When a review copy of Star Wars: The Original Trilogy - A Graphic Novel arrived, my first thought was "Why does this exist?" Artistically speaking, it looks like a watered-down Saturday Morning cartoon based on the classic Star Wars films. But after a few pages, I found myself enjoying the saga in this quick-to-read comic format.
The 207 pages inside this hard cover, full-color comic book are split into three parts and tells the full story from each film, opening scroll and all. But if you're a true Star Wars fan, the question you're probably asking is which version is this based on? Does Han shoot first? Is Annakin's force ghost at the end of Return of the Jedi Sebastian Shaw or Hayden Christiansen? I am sad to say this graphic novel closely follows the most recent Blu-Ray/Digital release of the films. Han and Greedo shoot at the same time and when Luke's father appears in all his force ghost glory, he is somehow young and annoying (even with no speech bubble, so annoying). But at least Darth Vader doesn't yell "NOOOOOoooooooo!" when he throws his master into the reactor core of the Death Star...
It took me about twenty pages to get used to the artistic style. Full artist credits are provided on the last page, which highlights no less than nine artists that worked on this project. Style is kept impressively consistent across all frames. Some character designs are extremely appealing, such as the cute-and-spunky Princess Leia, while others are very off-putting. Darth Vader, for example, has become a black-grey alien with a helmet. But this comic gets a little comical during The Empire Strikes Back when Luke Skywalker begins to look more feminine than Leia, just like in the real film.
There are two benefits to experiencing Star Wars as a graphic novel. The first is that you can quickly breeze through the saga in about an hour vs. the 6+ hour butt-numbing experience of having an Original Trilogy movie marathon.
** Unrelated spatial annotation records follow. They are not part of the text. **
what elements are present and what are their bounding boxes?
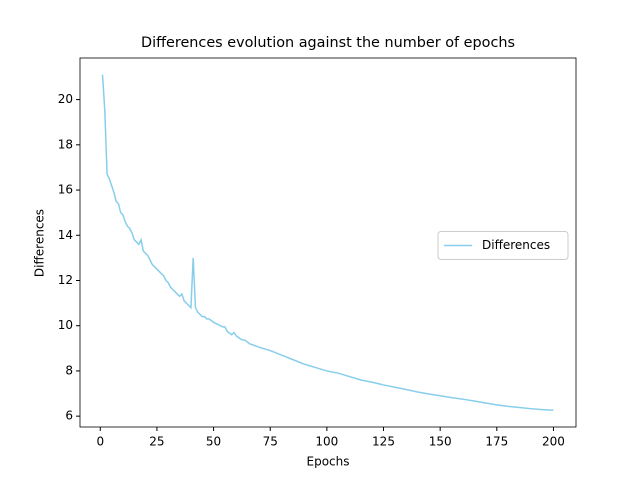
x-tick-label: 150 bbox=[429, 435, 452, 449]
y-tick-label: 6 bbox=[65, 409, 73, 423]
x-tick-label: 175 bbox=[485, 435, 508, 449]
x-tick-label: 25 bbox=[149, 435, 164, 449]
x-tick-label: 125 bbox=[372, 435, 395, 449]
y-tick-label: 8 bbox=[65, 363, 73, 377]
y-tick-label: 20 bbox=[58, 92, 73, 106]
y-axis-label: Differences bbox=[33, 209, 47, 277]
legend-box bbox=[437, 231, 569, 260]
chart-title: Differences evolution against the number… bbox=[141, 35, 515, 51]
x-axis-label: Epochs bbox=[307, 455, 350, 469]
y-tick-label: 18 bbox=[58, 137, 73, 151]
y-tick-label: 16 bbox=[58, 183, 73, 197]
x-tick-label: 100 bbox=[315, 435, 338, 449]
legend-label: Differences bbox=[482, 238, 550, 252]
x-tick-label: 75 bbox=[263, 435, 278, 449]
plot-frame bbox=[79, 57, 577, 428]
y-tick-label: 14 bbox=[58, 228, 73, 242]
line bbox=[101, 74, 554, 412]
x-tick-label: 200 bbox=[542, 435, 565, 449]
x-tick-label: 50 bbox=[206, 435, 221, 449]
y-tick-label: 10 bbox=[58, 318, 73, 332]
x-tick-label: 0 bbox=[96, 435, 104, 449]
y-tick-label: 12 bbox=[58, 273, 73, 287]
The second is that you can eradicate any acting choices that may have driven you crazy. Luke Skywalker only needs to be as whiney as you want him to be. When he's stuck in the trash compactor, his pleas for C-3PO's help don't need to be as grating to the soul as they are in the film. "Three-Pee-Oh! Three-Pee-Oh!?!?!? Oh, where could he BEEEEEE?!?!?"
All kidding aside, I really did enjoy reading this graphic novel version of Star Wars: The Original Trilogy. The book is clearly designed to span multiple generations, being kid friendly in design but catering to Star Wars fans with its content. It could have done a better job of remaining faithful to the original original trilogy, but you can't fault the artists for sticking to the version that is currently sanctioned by Lucasfilm as being "Something, something complete."